Astronauts report that the water made from recycled urine on the space station tastes great. But the system keeps breaking down, and it takes a lot of power to run it. The system “requires several consumables, and filtered components are discarded,” says analytical chemist Eduardo Nicolau of the University of Puerto Rico, a coauthor of the new study. The concept of the system he and his colleagues have come up with is to not only remove urea from wastewater, but also “to generate valuable components from human wastes instead of discarding them.”
The new system also generates electricity, scientists from NASA and the University of Puerto Rico report March 12 inSustainable Chemistry & Engineering. It’s a clever setup, chemically speaking. To pull pure water out of urine, the system uses forward osmosis, which, as the name implies, works in the opposite direction of the reverse osmosis systems found at many kitchen sinks. Forward osmosis uses a concentrated salt or sugar solution to draw the water out of urine. Next, enzymes in a bioreactor convert the leftover urea into ammonia, which feeds into an electrochemical cell that uses the ammonia to generate electricity.

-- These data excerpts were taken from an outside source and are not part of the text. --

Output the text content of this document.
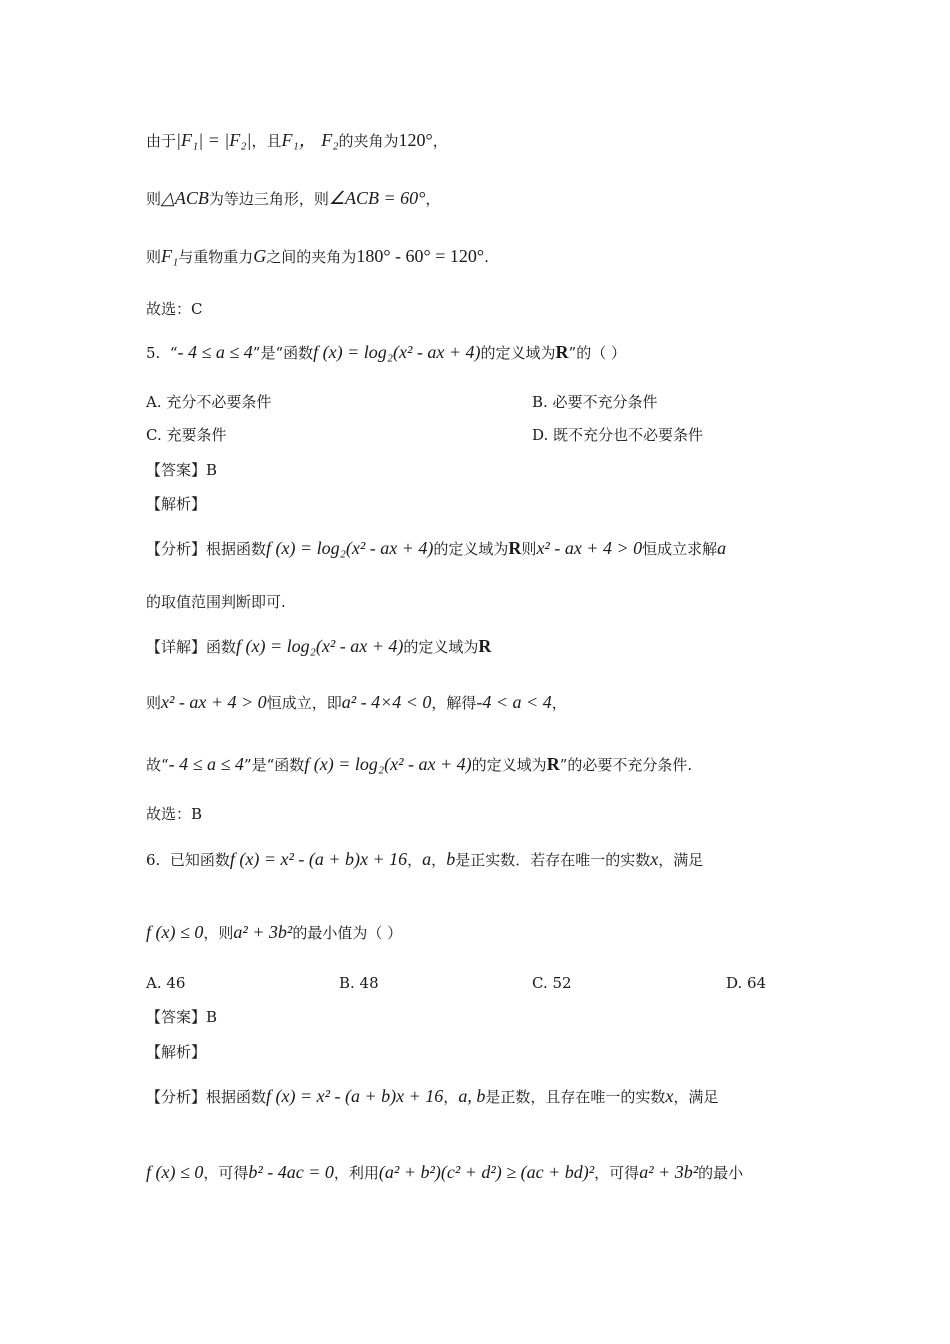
由于|F₁| = |F₂|，且F₁， F₂的夹角为120°，
则△ACB为等边三角形，则∠ACB = 60°，
则F₁与重物重力G之间的夹角为180° - 60° = 120°.
故选：C
5. “- 4 ≤ a ≤ 4”是“函数f (x) = log₂(x² - ax + 4)的定义域为R”的（ ）
A. 充分不必要条件	B. 必要不充分条件
C. 充要条件	D. 既不充分也不必要条件
【答案】B
【解析】
【分析】根据函数f (x) = log₂(x² - ax + 4)的定义域为R则x² - ax + 4 > 0恒成立求解a
的取值范围判断即可.
【详解】函数f (x) = log₂(x² - ax + 4)的定义域为R
则x² - ax + 4 > 0恒成立，即a² - 4×4 < 0，解得-4 < a < 4，
故“- 4 ≤ a ≤ 4”是“函数f (x) = log₂(x² - ax + 4)的定义域为R”的必要不充分条件.
故选：B
6. 已知函数f (x) = x² - (a + b)x + 16，a，b是正实数．若存在唯一的实数x，满足
f (x) ≤ 0，则a² + 3b²的最小值为（ ）
A. 46	B. 48	C. 52	D. 64
【答案】B
【解析】
【分析】根据函数f (x) = x² - (a + b)x + 16，a, b是正数，且存在唯一的实数x，满足
f (x) ≤ 0，可得b² - 4ac = 0，利用(a² + b²)(c² + d²) ≥ (ac + bd)²，可得a² + 3b²的最小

There’s no shortage of raw materials. You urinate about 50 percent more than you drink each day, says Sherwin Gormly, an engineer who helped design the urine recycling system for the International Space Station. That’s crazy, you’re thinking: How could you pee out more than you take in? Well, for one thing, your body turns some of your food into water. When you burn carbohydrates, your body makes energy with a side order of carbon dioxide and water.
All that pee ends up being one of the biggest obstacles to sending humans to Mars, or any other long-term space travel. Without urine recycling, water could make up 80 to 90 percent of the mass on a spaceship to get humans to Mars, Gormly says. And at a cost of up to $10,000 per pound launched into orbit, shooting tons and tons of water into space would quickly become ridiculously expensive.

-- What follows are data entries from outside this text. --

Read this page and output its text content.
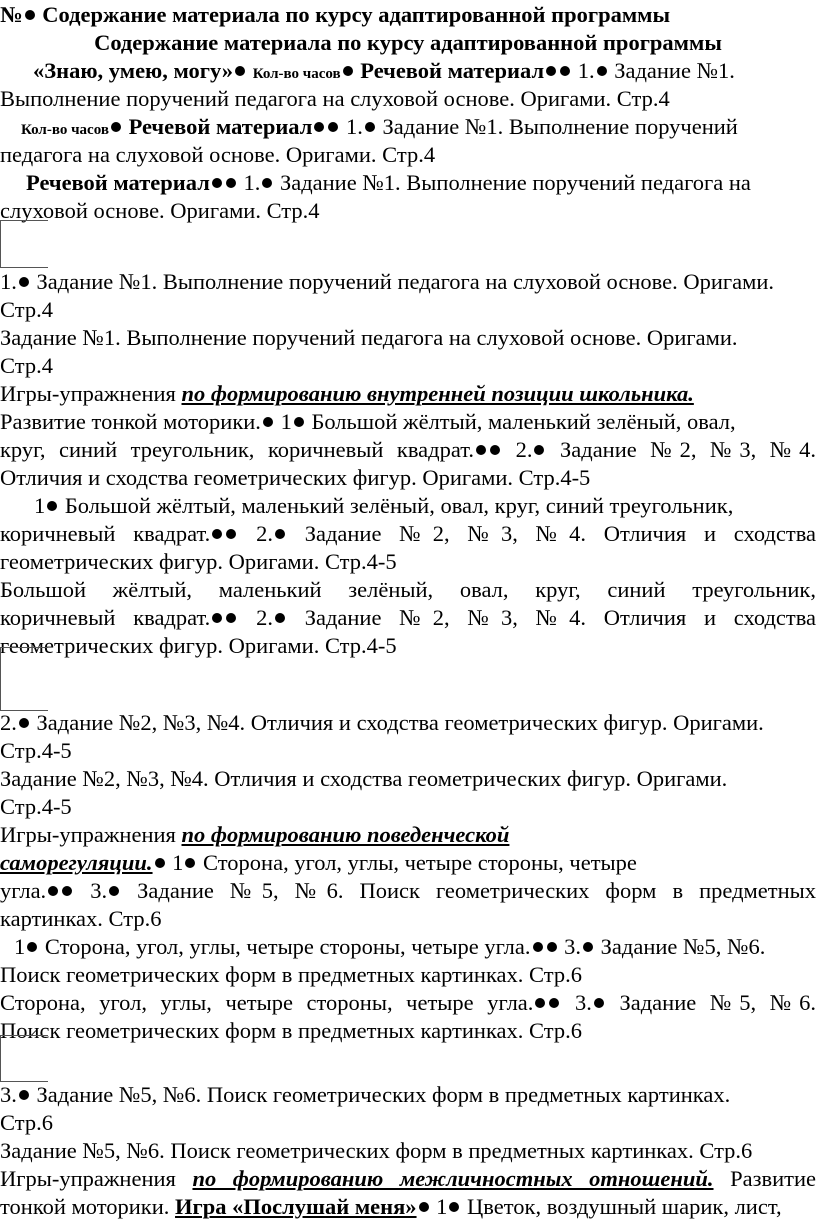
№ Содержание материала по курсу адаптированной программы
Содержание материала по курсу адаптированной программы
«Знаю, умею, могу» Кол-во часов Речевой материал 1. Задание №1.
Выполнение поручений педагога на слуховой основе. Оригами. Стр.4
Кол-во часов Речевой материал 1. Задание №1. Выполнение поручений
педагога на слуховой основе. Оригами. Стр.4
Речевой материал 1. Задание №1. Выполнение поручений педагога на
слуховой основе. Оригами. Стр.4
1. Задание №1. Выполнение поручений педагога на слуховой основе. Оригами.
Стр.4
Задание №1. Выполнение поручений педагога на слуховой основе. Оригами.
Стр.4
Игры-упражнения по формированию внутренней позиции школьника.
Развитие тонкой моторики. 1 Большой жёлтый, маленький зелёный, овал,
круг, синий треугольник, коричневый квадрат. 2. Задание №2, №3, №4.
Отличия и сходства геометрических фигур. Оригами. Стр.4-5
1 Большой жёлтый, маленький зелёный, овал, круг, синий треугольник,
коричневый квадрат. 2. Задание №2, №3, №4. Отличия и сходства
геометрических фигур. Оригами. Стр.4-5
Большой жёлтый, маленький зелёный, овал, круг, синий треугольник,
коричневый квадрат. 2. Задание №2, №3, №4. Отличия и сходства
геометрических фигур. Оригами. Стр.4-5
2. Задание №2, №3, №4. Отличия и сходства геометрических фигур. Оригами.
Стр.4-5
Задание №2, №3, №4. Отличия и сходства геометрических фигур. Оригами.
Стр.4-5
Игры-упражнения по формированию поведенческой
саморегуляции. 1 Сторона, угол, углы, четыре стороны, четыре
угла. 3. Задание №5, №6. Поиск геометрических форм в предметных
картинках. Стр.6
1 Сторона, угол, углы, четыре стороны, четыре угла. 3. Задание №5, №6.
Поиск геометрических форм в предметных картинках. Стр.6
Сторона, угол, углы, четыре стороны, четыре угла. 3. Задание №5, №6.
Поиск геометрических форм в предметных картинках. Стр.6
3. Задание №5, №6. Поиск геометрических форм в предметных картинках.
Стр.6
Задание №5, №6. Поиск геометрических форм в предметных картинках. Стр.6
Игры-упражнения по формированию межличностных отношений. Развитие
тонкой моторики. Игра «Послушай меня» 1 Цветок, воздушный шарик, лист,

Any recycling system that people will rely on for months or years of space travel has to be extremely efficient. The one aboard the ISS now can reclaim 93 percent of the water on board, a level that Gormly says is crucial. The new system is still just a prototype, but it also recovers more than 90 percent of the total water that goes into it.

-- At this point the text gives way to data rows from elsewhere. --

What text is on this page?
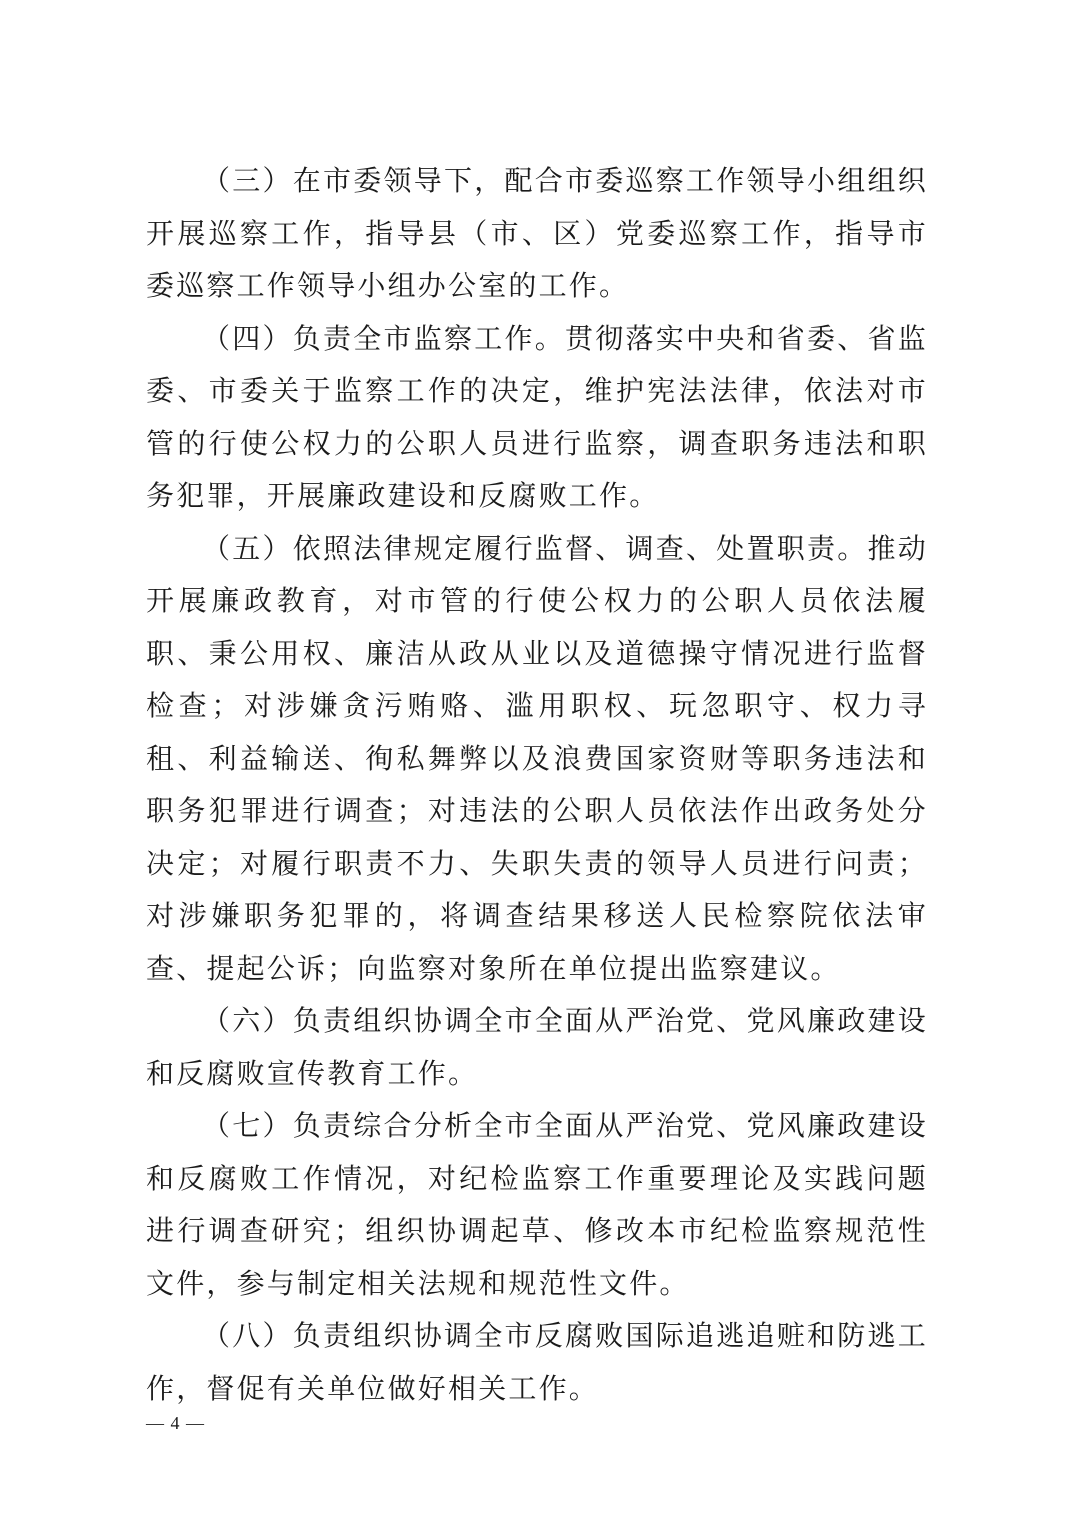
（三）在市委领导下，配合市委巡察工作领导小组组织开展巡察工作，指导县（市、区）党委巡察工作，指导市委巡察工作领导小组办公室的工作。

（四）负责全市监察工作。贯彻落实中央和省委、省监委、市委关于监察工作的决定，维护宪法法律，依法对市管的行使公权力的公职人员进行监察，调查职务违法和职务犯罪，开展廉政建设和反腐败工作。

（五）依照法律规定履行监督、调查、处置职责。推动开展廉政教育，对市管的行使公权力的公职人员依法履职、秉公用权、廉洁从政从业以及道德操守情况进行监督检查；对涉嫌贪污贿赂、滥用职权、玩忽职守、权力寻租、利益输送、徇私舞弊以及浪费国家资财等职务违法和职务犯罪进行调查；对违法的公职人员依法作出政务处分决定；对履行职责不力、失职失责的领导人员进行问责；对涉嫌职务犯罪的，将调查结果移送人民检察院依法审查、提起公诉；向监察对象所在单位提出监察建议。

（六）负责组织协调全市全面从严治党、党风廉政建设和反腐败宣传教育工作。

（七）负责综合分析全市全面从严治党、党风廉政建设和反腐败工作情况，对纪检监察工作重要理论及实践问题进行调查研究；组织协调起草、修改本市纪检监察规范性文件，参与制定相关法规和规范性文件。

（八）负责组织协调全市反腐败国际追逃追赃和防逃工作，督促有关单位做好相关工作。

— 4 —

But it’s only generating a tiny trickle of electricity so far. In the laboratory, filtering one liter of urine in eight hours produced a few microcoulombs of electric charge. That’s about as much as the static electricity from rubbing a balloon on your hair. “Still,” says Nicolau, “our system is a proof of concept, and we are still working to increase the overall efficiency.” Eventually the system should at least generate enough power to run itself, he says.
A tradeoff remains, though: The system requires small amounts of oxygen to make electricity. And oxygen, of course, is something else you’re going to want in space. “We are using some breathable oxygen from the cabin,” Nicolau says, so the system would require backup oxygen generation. That could mean making oxygen from water via electrolysis, or using other chemical processes to make it. And that means another life-support system that can break. Ultimately, “we have to find a way not to use oxygen at all,” Nicolau says.
The new method does produce drinkable water, Nicolau says, though he hasn’t sampled any because it hasn’t yet been tested for bacteria and other pathogens. He promises a photo, though, once he and his team are able to gather around the bioreactor and toast with glasses of recycled urine.
We could even get energy-producing urine recyclers right here on Earth. “You could deploy this in developing countries where water is scarce,” Nicolau says, or the military could use it in remote desert locations.
If a future in which you drink water made from urine doesn’t sound like a future to look forward to, think of it this way: The water you drink now comes partly from the entire planet’s pee, just recycled a lot more slowly.